We help a lot of Australian businesses out with security incidents, as well as recovering from hacks and breaches. Many of them can be attributed back to human error or poor security hygiene. I thought I would share some of my top tips to help you avoid a costly hack, or brand damaging breach.
This is an easy one. Operating system vendors don’t just release patches for new features, they’re also patching security vulnerabilities regularly. Keep desktops and laptops up to date and enable automatic updates wherever possible. Apply the same thinking to critical applications such as Microsoft Office (Vulnerabilities in Microsoft Office have risen 121 percent over the last 6 years ), to keep ahead of problems.
Many successful cyber security incidents start with an account being stolen or ‘phished’. One way to help stop these attacks being escalated is to have a second factor of authentication beyond just your username and password. This means that even if an account is stolen, the attacker can have a difficult time accessing the second login which may be a token or application that runs on a users smartphone. Two factor can be enabled selectively such as when a user is outside your corporate network. Some 2fa vendors to consider are Ping Identity https://www.pingidentity.com/ and Azure MFA https://azure.microsoft.com/en-au/services/active-directory/ .
Cyber security is not just about technology and processes, it’s also about your people and the way they go about their day to day business. As a successful cyber attack can shut down your business or irrevocably damage your brand, It’s key that management and executive set a good example as this attitude then flows throughout the organisation. Ongoing cyber awareness training to make staff more conscious of potentially malicious behaviour will improve the cyber-hygiene of your business, with more mature organisations now also including cyber security training into staff onboarding.
Accounts that are stolen or included in breaches often end up being sold on the dark web for use in other attacks. There are resources available for you to check if key staff accounts have been included in previous breaches. https://haveibeenpwned.com/ allows you to search for staff email accounts, and any that are discovered should have passwords reset and even enabling two factor authentication on.
There’s a common theme with many of the companies we assist with security incidents; They didn’t plan for one. They often have a health and safety plan, and even a terrorism plan! This doesn’t need to be war and peace, and can be a single pager on roles and responsibilities, as well as who to contact including any cyber security partners you work with to assist in responding to incidents. If you have any regulatory bodies or government agencies you liaise with make sure to include any reporting structures that may need to take place here. The Australian Office of the Information Commissioner has a good guide on data breach plans . Make sure you’re also familiar with the Notifiable Data Breach Scheme .
There’s lots of talk about the increasing skills shortage in cyber security. And let’s face it, cyber security is probably not part of your core business so you’re constantly going to be playing catch up with a rapidly changing landscape. By partnering with a cyber security specialist you’re also subscribing to the ongoing skills and herd intelligence to help you plan and protect your business and brand from being the next headline. Just make sure they’re a specialist and not someone who’s also trying to sell you phones systems and printers.

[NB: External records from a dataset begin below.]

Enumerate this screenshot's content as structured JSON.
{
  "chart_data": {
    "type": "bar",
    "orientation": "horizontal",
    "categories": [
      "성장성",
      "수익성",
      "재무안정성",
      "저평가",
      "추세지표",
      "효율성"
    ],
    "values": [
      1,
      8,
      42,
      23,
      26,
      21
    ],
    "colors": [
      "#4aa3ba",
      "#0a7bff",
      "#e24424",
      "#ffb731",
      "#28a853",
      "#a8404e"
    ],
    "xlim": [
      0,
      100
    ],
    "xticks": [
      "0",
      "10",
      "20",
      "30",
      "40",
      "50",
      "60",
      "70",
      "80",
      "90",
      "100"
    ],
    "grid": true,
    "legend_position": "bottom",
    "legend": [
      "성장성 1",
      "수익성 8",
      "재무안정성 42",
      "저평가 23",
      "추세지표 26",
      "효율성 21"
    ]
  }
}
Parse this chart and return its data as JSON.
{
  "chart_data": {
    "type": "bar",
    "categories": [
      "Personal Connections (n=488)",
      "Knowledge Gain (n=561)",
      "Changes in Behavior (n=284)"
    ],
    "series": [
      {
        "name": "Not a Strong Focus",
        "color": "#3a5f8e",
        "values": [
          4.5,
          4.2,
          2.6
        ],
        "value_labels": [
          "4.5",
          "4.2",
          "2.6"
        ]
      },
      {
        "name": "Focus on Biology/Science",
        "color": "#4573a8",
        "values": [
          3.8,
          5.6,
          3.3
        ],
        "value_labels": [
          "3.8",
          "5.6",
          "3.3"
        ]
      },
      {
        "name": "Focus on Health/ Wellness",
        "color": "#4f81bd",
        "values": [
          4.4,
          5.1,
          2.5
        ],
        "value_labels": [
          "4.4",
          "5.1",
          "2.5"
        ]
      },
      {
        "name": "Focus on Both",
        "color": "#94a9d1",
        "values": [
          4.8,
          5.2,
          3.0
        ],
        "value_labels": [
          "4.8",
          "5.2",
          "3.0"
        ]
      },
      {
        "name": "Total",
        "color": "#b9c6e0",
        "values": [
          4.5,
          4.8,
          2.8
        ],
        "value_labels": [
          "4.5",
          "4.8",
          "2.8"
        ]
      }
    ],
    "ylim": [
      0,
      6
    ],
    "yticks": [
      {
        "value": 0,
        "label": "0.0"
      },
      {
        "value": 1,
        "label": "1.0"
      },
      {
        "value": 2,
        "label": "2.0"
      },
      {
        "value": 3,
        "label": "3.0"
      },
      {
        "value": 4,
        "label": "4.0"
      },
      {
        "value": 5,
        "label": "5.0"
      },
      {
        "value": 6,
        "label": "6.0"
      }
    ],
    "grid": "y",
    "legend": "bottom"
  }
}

Australia’s emerging enterprises are facing the same security risks and suffering the same incidents the big end of town are, but with much less capability to respond and protect themselves from a rapidly changing space. By baking security into your businesses DNA, and partnering with strategic cyber security specialists, you’re setting yourself up for success.

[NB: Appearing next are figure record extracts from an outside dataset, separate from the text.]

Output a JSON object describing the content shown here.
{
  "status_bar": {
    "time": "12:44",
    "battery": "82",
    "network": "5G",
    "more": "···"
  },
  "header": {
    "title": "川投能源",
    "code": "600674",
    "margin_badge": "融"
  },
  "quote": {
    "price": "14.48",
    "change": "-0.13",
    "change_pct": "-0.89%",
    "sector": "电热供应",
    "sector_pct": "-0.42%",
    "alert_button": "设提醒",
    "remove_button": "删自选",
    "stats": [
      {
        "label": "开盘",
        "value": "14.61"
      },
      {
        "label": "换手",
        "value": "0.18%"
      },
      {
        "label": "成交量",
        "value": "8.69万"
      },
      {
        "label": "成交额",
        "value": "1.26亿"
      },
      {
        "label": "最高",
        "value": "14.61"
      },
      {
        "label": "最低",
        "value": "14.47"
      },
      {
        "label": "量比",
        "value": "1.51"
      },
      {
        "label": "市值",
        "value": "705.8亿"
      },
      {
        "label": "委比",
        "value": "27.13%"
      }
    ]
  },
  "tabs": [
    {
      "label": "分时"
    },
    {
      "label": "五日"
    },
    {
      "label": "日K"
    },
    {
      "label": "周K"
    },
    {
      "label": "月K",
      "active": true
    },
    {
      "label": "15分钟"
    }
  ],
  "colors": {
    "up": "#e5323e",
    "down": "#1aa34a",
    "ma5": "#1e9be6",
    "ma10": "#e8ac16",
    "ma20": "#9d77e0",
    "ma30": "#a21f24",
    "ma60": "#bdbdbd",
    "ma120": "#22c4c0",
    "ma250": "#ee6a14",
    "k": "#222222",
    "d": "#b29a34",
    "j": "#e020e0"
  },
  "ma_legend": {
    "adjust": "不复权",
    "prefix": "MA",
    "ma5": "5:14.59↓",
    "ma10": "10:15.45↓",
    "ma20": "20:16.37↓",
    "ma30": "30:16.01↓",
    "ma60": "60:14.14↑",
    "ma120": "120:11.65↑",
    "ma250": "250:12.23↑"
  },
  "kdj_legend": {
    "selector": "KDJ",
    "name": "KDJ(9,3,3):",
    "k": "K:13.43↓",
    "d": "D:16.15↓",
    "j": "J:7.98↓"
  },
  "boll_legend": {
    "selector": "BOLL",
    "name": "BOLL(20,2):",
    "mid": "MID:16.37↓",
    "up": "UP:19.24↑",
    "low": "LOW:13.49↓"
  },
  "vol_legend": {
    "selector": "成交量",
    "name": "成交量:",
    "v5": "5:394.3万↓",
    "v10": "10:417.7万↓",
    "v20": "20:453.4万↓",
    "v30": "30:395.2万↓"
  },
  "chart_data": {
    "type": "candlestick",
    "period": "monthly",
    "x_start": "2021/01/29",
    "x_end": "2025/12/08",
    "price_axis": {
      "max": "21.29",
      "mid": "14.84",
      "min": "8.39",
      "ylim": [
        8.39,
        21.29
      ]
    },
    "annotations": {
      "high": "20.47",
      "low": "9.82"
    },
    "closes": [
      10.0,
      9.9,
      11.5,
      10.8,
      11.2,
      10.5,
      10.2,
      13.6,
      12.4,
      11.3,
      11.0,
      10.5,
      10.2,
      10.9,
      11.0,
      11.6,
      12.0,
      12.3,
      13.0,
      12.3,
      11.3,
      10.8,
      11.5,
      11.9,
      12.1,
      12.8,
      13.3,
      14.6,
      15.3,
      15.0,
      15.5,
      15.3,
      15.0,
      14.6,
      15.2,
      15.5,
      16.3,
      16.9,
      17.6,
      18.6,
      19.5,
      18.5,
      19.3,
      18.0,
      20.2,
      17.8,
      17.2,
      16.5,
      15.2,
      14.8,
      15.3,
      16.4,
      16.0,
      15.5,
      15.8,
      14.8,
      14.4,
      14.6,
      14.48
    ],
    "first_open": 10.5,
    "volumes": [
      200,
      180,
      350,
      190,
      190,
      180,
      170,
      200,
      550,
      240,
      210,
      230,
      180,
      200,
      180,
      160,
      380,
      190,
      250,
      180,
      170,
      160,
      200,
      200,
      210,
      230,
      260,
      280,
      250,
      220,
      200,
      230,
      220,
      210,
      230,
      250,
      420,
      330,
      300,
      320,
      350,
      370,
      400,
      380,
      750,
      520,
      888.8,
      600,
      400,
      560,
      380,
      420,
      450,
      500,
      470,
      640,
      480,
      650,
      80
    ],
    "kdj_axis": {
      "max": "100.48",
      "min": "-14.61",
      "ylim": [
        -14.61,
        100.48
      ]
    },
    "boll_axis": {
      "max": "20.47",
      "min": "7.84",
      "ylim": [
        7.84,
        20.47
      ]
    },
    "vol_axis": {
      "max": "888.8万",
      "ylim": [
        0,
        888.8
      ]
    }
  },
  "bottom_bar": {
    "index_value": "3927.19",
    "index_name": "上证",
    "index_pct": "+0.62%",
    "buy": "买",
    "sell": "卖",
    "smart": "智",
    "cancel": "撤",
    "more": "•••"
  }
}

This week while on-boarding a new customer, before we could even start we needed to help them recover from a compromise they had received before coming to us.
A user had suffered a phishing attack and had their Office365 email credentials stolen. Email phishing is the act of sending emails purporting to be an entity (such as Google) or an individual (such as your CEO), often using a crafted email with graphics and text from legitimate emails included to fool users into entering login information or opening an attachment. The attacker can then use the stolen credentials to gain access to your organisation, or use malware the user clicks on to gain a control channel into your environment.
In this case, the malicious actor had utilised a common method to compromise a business; They had taken control of the email account of a trusted business partner, and had then sent our client an email with a Dropbox link purporting to contain a legitimate looking business proposal.
This method is highly successful because when we receive an email from a known or trusted user, we tend to bypass our usual scepticism and control when it comes to clicking links or opening files. In this case, our client actually replied to the email and asked if it was legitimate. He got a reply ‘Yes it is, I need you to respond to it urgently’. As the business partners email had been compromised, the hacker could reply themselves in an attempt to validate the email. The client then opened the file which prompted him to login to Office365 to access to file, and his credentials were then stolen.
So how can we better protect ourselves from these sorts of problems? Email filtering won’t always help here as the emails actually coming from a seemingly legitimate user. But secure DNS and web filtering (such as what we deliver with our DNSProtect and WebProtect portions of our protect platform), would have helped prevent the user from inputing their details into a phishing site by blocking the phishing page from displaying in the clients browser. Not reusing passwords across accounts is another good practice to limit your exposure to any compromise should it take place. Additionally if the Dropbox link had instead contained malware, ransomware or a remote access tool (commonly called a RAT to security operators), an endpoint protection agent such as MalwareProtect and EndpointProtect would keep you safe.